This essentially does a dryrun, but emits output in a different format. You should see something like this:

Building DAG of jobs...
digraph snakemake_dag {
    graph[bgcolor=white, margin=0];
    node[shape=box, style=rounded, fontname=sans,                 fontsize=10, penwidth=2];
    edge[penwidth=2, color=grey];
        0[label = "all", color = "0.13 0.6 0.85", style="rounded"];
        1[label = "aggregate", color = "0.00 0.6 0.85", style="rounded"];
        2[label = "combine_counts", color = "0.27 0.6 0.85", style="rounded"];
        3[label = "count_lines", color = "0.40 0.6 0.85", style="rounded"];
        4[label = "count_words", color = "0.53 0.6 0.85", style="rounded"];
        1 -> 0
        2 -> 1
        4 -> 2
        3 -> 2
}

Well... that's actually less useful than the table from the dryrun. Fortunately, it is a format that is understood by another tool, dot. dot will take this as input and produce a graph image.

dot: command not found

dot should be installed on the Cannon cluster. You can always check by typing dot -h. If a help menu comes up, dot is installed. If any type of dot: command not found message appears, your system does not have dot installed. In that case, dot is part of the Graphviz package and can be installed with conda/mamba .

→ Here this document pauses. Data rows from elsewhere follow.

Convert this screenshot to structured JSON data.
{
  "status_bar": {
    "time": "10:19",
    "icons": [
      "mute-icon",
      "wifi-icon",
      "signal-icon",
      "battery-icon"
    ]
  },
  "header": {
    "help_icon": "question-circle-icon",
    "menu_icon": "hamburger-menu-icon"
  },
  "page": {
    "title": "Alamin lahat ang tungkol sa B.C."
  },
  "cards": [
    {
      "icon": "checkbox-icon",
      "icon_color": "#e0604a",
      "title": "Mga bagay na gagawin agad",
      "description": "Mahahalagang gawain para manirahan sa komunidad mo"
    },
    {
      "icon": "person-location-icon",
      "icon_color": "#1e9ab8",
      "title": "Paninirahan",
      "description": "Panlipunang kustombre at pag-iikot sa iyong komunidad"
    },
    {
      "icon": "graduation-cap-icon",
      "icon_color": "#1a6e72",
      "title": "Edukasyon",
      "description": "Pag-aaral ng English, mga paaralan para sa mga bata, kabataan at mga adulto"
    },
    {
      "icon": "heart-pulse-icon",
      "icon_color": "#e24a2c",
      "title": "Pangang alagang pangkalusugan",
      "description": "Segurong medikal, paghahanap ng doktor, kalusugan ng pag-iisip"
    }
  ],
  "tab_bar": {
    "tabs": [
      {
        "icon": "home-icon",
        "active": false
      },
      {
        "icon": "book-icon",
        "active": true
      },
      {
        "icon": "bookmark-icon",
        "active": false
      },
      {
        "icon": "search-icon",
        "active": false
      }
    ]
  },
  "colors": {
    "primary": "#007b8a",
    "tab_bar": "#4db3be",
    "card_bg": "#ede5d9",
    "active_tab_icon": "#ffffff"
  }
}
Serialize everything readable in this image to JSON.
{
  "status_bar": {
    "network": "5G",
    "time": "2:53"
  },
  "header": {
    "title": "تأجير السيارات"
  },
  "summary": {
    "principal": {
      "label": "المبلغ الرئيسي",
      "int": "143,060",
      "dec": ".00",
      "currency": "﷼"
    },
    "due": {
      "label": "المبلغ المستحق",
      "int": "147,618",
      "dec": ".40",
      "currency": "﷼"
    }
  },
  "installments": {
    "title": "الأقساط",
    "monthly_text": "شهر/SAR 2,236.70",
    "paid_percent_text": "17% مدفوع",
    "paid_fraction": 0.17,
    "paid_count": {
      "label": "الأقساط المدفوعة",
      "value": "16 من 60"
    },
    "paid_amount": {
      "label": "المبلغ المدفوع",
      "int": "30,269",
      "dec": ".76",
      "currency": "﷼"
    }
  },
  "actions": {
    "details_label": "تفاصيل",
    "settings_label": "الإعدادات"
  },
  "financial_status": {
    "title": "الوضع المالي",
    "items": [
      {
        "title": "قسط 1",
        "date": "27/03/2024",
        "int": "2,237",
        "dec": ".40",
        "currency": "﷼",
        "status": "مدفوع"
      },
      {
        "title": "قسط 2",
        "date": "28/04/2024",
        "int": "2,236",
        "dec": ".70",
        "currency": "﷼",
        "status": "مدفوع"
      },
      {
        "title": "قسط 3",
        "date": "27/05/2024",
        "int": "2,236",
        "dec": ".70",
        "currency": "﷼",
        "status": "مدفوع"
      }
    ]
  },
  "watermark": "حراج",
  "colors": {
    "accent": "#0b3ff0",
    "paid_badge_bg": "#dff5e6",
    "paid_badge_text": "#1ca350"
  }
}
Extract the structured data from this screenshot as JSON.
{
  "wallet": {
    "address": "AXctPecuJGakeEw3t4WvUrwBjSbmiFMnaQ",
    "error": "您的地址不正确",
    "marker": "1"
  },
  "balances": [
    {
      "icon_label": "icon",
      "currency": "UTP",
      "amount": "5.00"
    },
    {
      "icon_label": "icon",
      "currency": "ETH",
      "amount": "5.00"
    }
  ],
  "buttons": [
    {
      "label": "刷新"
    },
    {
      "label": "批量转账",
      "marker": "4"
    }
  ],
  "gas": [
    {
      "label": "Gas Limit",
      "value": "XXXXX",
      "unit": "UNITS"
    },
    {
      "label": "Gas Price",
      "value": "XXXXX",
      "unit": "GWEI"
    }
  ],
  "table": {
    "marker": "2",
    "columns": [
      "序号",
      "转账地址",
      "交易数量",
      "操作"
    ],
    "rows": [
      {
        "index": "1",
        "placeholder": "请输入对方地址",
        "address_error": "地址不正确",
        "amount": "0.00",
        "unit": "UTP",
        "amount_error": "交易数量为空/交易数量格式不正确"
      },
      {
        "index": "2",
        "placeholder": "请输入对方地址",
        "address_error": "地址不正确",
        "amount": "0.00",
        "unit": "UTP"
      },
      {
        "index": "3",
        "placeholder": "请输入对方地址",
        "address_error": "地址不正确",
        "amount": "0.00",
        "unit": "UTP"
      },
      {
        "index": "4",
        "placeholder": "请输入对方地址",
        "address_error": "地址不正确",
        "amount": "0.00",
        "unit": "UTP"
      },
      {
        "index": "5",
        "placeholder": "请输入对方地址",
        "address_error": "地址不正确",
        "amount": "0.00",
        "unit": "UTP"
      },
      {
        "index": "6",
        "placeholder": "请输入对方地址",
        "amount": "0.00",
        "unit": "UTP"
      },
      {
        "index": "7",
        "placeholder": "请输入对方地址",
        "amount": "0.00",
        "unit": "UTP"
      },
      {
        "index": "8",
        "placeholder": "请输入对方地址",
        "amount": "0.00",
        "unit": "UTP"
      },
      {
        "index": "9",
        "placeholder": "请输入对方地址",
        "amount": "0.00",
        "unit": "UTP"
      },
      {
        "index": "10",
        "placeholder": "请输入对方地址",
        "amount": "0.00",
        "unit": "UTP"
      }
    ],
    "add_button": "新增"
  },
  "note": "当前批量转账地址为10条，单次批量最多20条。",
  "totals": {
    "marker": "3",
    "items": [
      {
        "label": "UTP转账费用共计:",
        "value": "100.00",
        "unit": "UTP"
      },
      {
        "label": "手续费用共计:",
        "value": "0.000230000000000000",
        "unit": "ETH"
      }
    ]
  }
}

Exercise: Generate an image of the rulegraph with dot:

snakemake -j 1 -s demo.smk --configfile <config file name> --rulegraph | dot -Tpng > demo-rulegraph.png

Command breakdown

Command line option	Description
`snakemake`	The call to the Snakemake program
`-j 1`	This tells the workflow to use 1 processing core
`-s demo.smk`	The path to the workflow script file
`--configfile <config file name>`	The option to specify the path to your config file
`--rulegraph`	This tells Snakemake to print out the rulegraph in text
`\|`	The shell's piping operator, which tells the shell to use the output of one command (`snakemake` here) as the input of another command (`dot` here)
`dot`	The call to the `dot` program
`-Tpng`	This option tells `dot` to format its output as a png image
`>`	The shell's redirect operator, which tells the shell to save the output of the command on the left (`dot`) as the file named on the right
`demo-rulegraph.png`	The name of the file to save `dot`'s output

If there are no errors, there should now be a file called demo-rulegraph.png in your working directory. If you are able to view it somehow (either remotely or by transferring locally), it would look something like this:

The rulegraph for the demo workflow, showing two rules, 'count_lines' and 'count_words', converging on the rule 'combine_counts', which leads into the rule 'aggregate', and finally the target rule 'all'

Now this clearly shows what this workflow is doing, including the names of the rules that are run and the order in which they will be run. We see there is a branching structure to the workflow: since the rules count_lines and count_words both depend on the same input files but don't depend on each other they can be run simultaneously. The combine_counts rule, however, depends on output from both of those rules, so it must wait for them to complete. This leads into the aggregate rule and finally the target rule all, which is standard in most Snakemake workflows as the final rule -- it takes input but creates no output.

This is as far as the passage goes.